When I was young my Father played cricket with the local Natya team and we would go along to watch, but mostly to play with the other children. We played cricket at school and it wasn't long before I became addicted and went with my Father, when permitted, when Natya played against the other teams, for example, Bungunyah, Tooleybuc, Koraleigh, Border, Piangil and Nyah.

Then my Father took me to see Bradman play at the Melbourne Cricket Ground against the England Team in the Summer of 1937 when I was nine years old, and the day remains clearly in my memory as a very special event. Over the years I've listened to cricket broadcasts on radio to every match possible, and being able now to sit and watch the cricket on TV is the best part of retirement.

Swimming

My parents also took us to the Murray River for picnics and for swimming practice, when Dad had temporarily fenced a sandbar with cyclone, so that we were safe. My sister Betty became a very good swimmer with a Bronze Medallion, and a very good diver.

Tennis

I began playing tennis when I was about eight as both my parents played, and us kids would pick up a racquet at every opportunity. There were two courts near the railway line, and then they built three new ones near the Hall. I remember my Father helping at the "working bee" to grade the land.

We played tennis matches against Natya West School but they always beat us as they were very good players, and they had a good tennis playing teacher, Vern Pascoe, who was very good, and very enthusiastic, and he got the plans to build a court, and that started them off.

I won my first tennis tournament when I was eleven, and only won because I was partnered by August Engstrom, a top player from Natya West. We beat Frank Wade and Lily Lawry in the final, and I still have the cut glass, crystal powder bowl that I was given for my trophy.

Then I started to ride "Bluey" to the tennis courts on a Sunday afternoon, and after Church we'd practice, or join the tournament when I got older. It was a great sport and I loved the social side as well as the competitive aspect, and I was very sorry when I had to give it up as my hip wouldn't carry me any more.

The Wireless

I think it was about 1936 that our parents bought the wireless, and that was the greatest thing, bringing in contact and news of the area and other parts of Australia and overseas into our home. They bought the Console type wireless from Bill Cornish who was the first one to stock and repair radios in Swan Hill. And Bill was prominent in the beginning of Radio 3SH in Swan Hill.

The Console was really a piece of attractive furniture, being about three foot tall of polished Walnut wood. It was a Stromberg Carlson and used with batteries, which meant that you saved the batteries by listening only to important programs, for example, The News, and maybe early evening serials such as "Dad and Dave" or "Martin's Corner" or "Mittens". Mum always enjoyed listening to "The Lux Theatre" of a Sunday night, and Dad liked to listen to the cricket.
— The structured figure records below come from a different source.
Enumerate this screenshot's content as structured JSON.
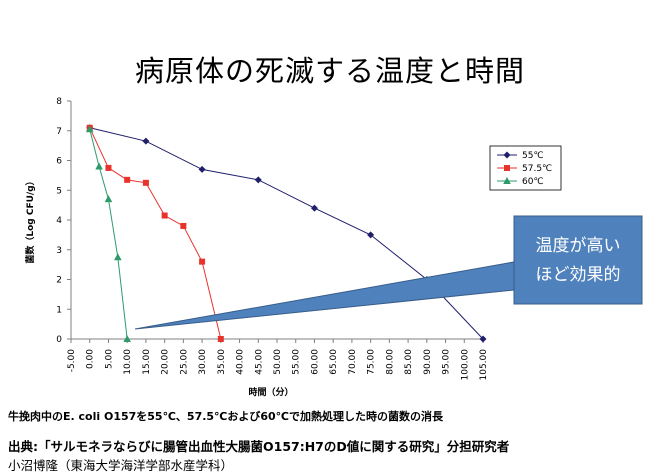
{
  "title": "病原体の死滅する温度と時間",
  "caption": "牛挽肉中のE. coli O157を55℃、57.5℃および60℃で加熱処理した時の菌数の消長",
  "source_line1": "出典:「サルモネラならびに腸管出血性大腸菌O157:H7のD値に関する研究」分担研究者",
  "source_line2": "小沼博隆（東海大学海洋学部水産学科）",
  "callout": {
    "line1": "温度が高い",
    "line2": "ほど効果的",
    "fill": "#4f81bd",
    "stroke": "#385d8a"
  },
  "chart_data": {
    "type": "line",
    "xlabel": "時間（分）",
    "ylabel": "菌数（Log CFU/g）",
    "xlim": [
      -5,
      105
    ],
    "ylim": [
      0,
      8
    ],
    "x_ticks": [
      -5,
      0,
      5,
      10,
      15,
      20,
      25,
      30,
      35,
      40,
      45,
      50,
      55,
      60,
      65,
      70,
      75,
      80,
      85,
      90,
      95,
      100,
      105
    ],
    "x_tick_labels": [
      "-5.00",
      "0.00",
      "5.00",
      "10.00",
      "15.00",
      "20.00",
      "25.00",
      "30.00",
      "35.00",
      "40.00",
      "45.00",
      "50.00",
      "55.00",
      "60.00",
      "65.00",
      "70.00",
      "75.00",
      "80.00",
      "85.00",
      "90.00",
      "95.00",
      "100.00",
      "105.00"
    ],
    "y_ticks": [
      0,
      1,
      2,
      3,
      4,
      5,
      6,
      7,
      8
    ],
    "legend_position": "right",
    "series": [
      {
        "name": "55℃",
        "color": "#1f1f6b",
        "marker": "diamond",
        "x": [
          0,
          15,
          30,
          45,
          60,
          75,
          90,
          105
        ],
        "y": [
          7.1,
          6.65,
          5.7,
          5.35,
          4.4,
          3.5,
          2.0,
          0.0
        ]
      },
      {
        "name": "57.5℃",
        "color": "#e8322c",
        "marker": "square",
        "x": [
          0,
          5,
          10,
          15,
          20,
          25,
          30,
          35
        ],
        "y": [
          7.1,
          5.75,
          5.35,
          5.25,
          4.15,
          3.8,
          2.6,
          0.0
        ]
      },
      {
        "name": "60℃",
        "color": "#2e9a6a",
        "marker": "triangle",
        "x": [
          0,
          2.5,
          5,
          7.5,
          10
        ],
        "y": [
          7.05,
          5.8,
          4.7,
          2.75,
          0.0
        ]
      }
    ]
  }
}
The battery had to be taken to Piangil to be recharged so you had two, one in use and one getting charged. And taking it to Piangil was not an easy procedure. Ten miles of sandy roads in the gig, or later on by truck when Dad bought a 1928 Chev. for carrying stumps and wool etc. Nobody left the wireless on for background music, it was too wasteful on the battery.

My love of the Mallee

I'm very grateful that I've been able to spend most of my life in the Mallee as this is a great place. Such a wonderful place of great people, good friends, fresh air and sunshine. It is also a place which is tough and moulds character. You don't conquer the Mallee, you live with it, and try and keep your head and your spirit up.
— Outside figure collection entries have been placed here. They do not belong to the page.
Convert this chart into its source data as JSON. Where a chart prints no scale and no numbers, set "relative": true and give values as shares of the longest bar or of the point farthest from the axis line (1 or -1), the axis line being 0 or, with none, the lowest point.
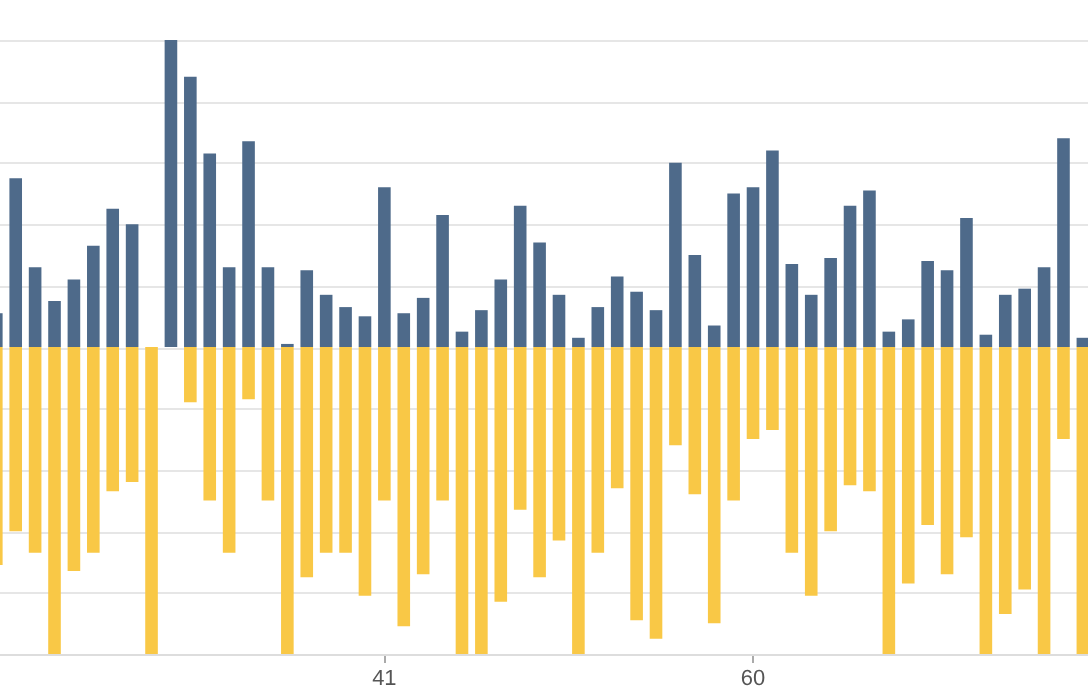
{
  "chart_data": {
    "type": "bar",
    "relative": true,
    "stacked": true,
    "grid": "y",
    "legend": false,
    "categories": [
      null,
      null,
      null,
      null,
      null,
      null,
      null,
      null,
      null,
      null,
      null,
      null,
      null,
      null,
      null,
      null,
      null,
      null,
      null,
      null,
      "41",
      null,
      null,
      null,
      null,
      null,
      null,
      null,
      null,
      null,
      null,
      null,
      null,
      null,
      null,
      null,
      null,
      null,
      null,
      "60",
      null,
      null,
      null,
      null,
      null,
      null,
      null,
      null,
      null,
      null,
      null,
      null,
      null,
      null,
      null,
      null,
      null
    ],
    "series": [
      {
        "color": "#4e6a8a",
        "values": [
          0.11,
          0.55,
          0.26,
          0.15,
          0.22,
          0.33,
          0.45,
          0.4,
          0,
          1.0,
          0.88,
          0.63,
          0.26,
          0.67,
          0.26,
          0.01,
          0.25,
          0.17,
          0.13,
          0.1,
          0.52,
          0.11,
          0.16,
          0.43,
          0.05,
          0.12,
          0.22,
          0.46,
          0.34,
          0.17,
          0.03,
          0.13,
          0.23,
          0.18,
          0.12,
          0.6,
          0.3,
          0.07,
          0.5,
          0.52,
          0.64,
          0.27,
          0.17,
          0.29,
          0.46,
          0.51,
          0.05,
          0.09,
          0.28,
          0.25,
          0.42,
          0.04,
          0.17,
          0.19,
          0.26,
          0.68,
          0.03
        ]
      },
      {
        "color": "#f9c846",
        "values": [
          -0.71,
          -0.6,
          -0.67,
          -1.0,
          -0.73,
          -0.67,
          -0.47,
          -0.44,
          -1.0,
          0,
          -0.18,
          -0.5,
          -0.67,
          -0.17,
          -0.5,
          -1.0,
          -0.75,
          -0.67,
          -0.67,
          -0.81,
          -0.5,
          -0.91,
          -0.74,
          -0.5,
          -1.0,
          -1.0,
          -0.83,
          -0.53,
          -0.75,
          -0.63,
          -1.0,
          -0.67,
          -0.46,
          -0.89,
          -0.95,
          -0.32,
          -0.48,
          -0.9,
          -0.5,
          -0.3,
          -0.27,
          -0.67,
          -0.81,
          -0.6,
          -0.45,
          -0.47,
          -1.0,
          -0.77,
          -0.58,
          -0.74,
          -0.62,
          -1.0,
          -0.87,
          -0.79,
          -1.0,
          -0.3,
          -1.0
        ]
      }
    ]
  }
}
I'm very grateful to my parents for many things. They gave me a great family, a great life, and a good education, and I know they had to do without, to go without to do the last one. They gave me a lot of the important things, and not so much of the lesser things. They gave me a lot of love, happiness, opportunity and understanding, and very little of some material things, for these we had to work, and thus appreciate them so much more. For example, every time I look at my green lawn I value it immensely when the only lawn I saw as a child was the whiskery clumps of couch grass by the dam. And water is so precious and so wonderful that I never tire of admiring it.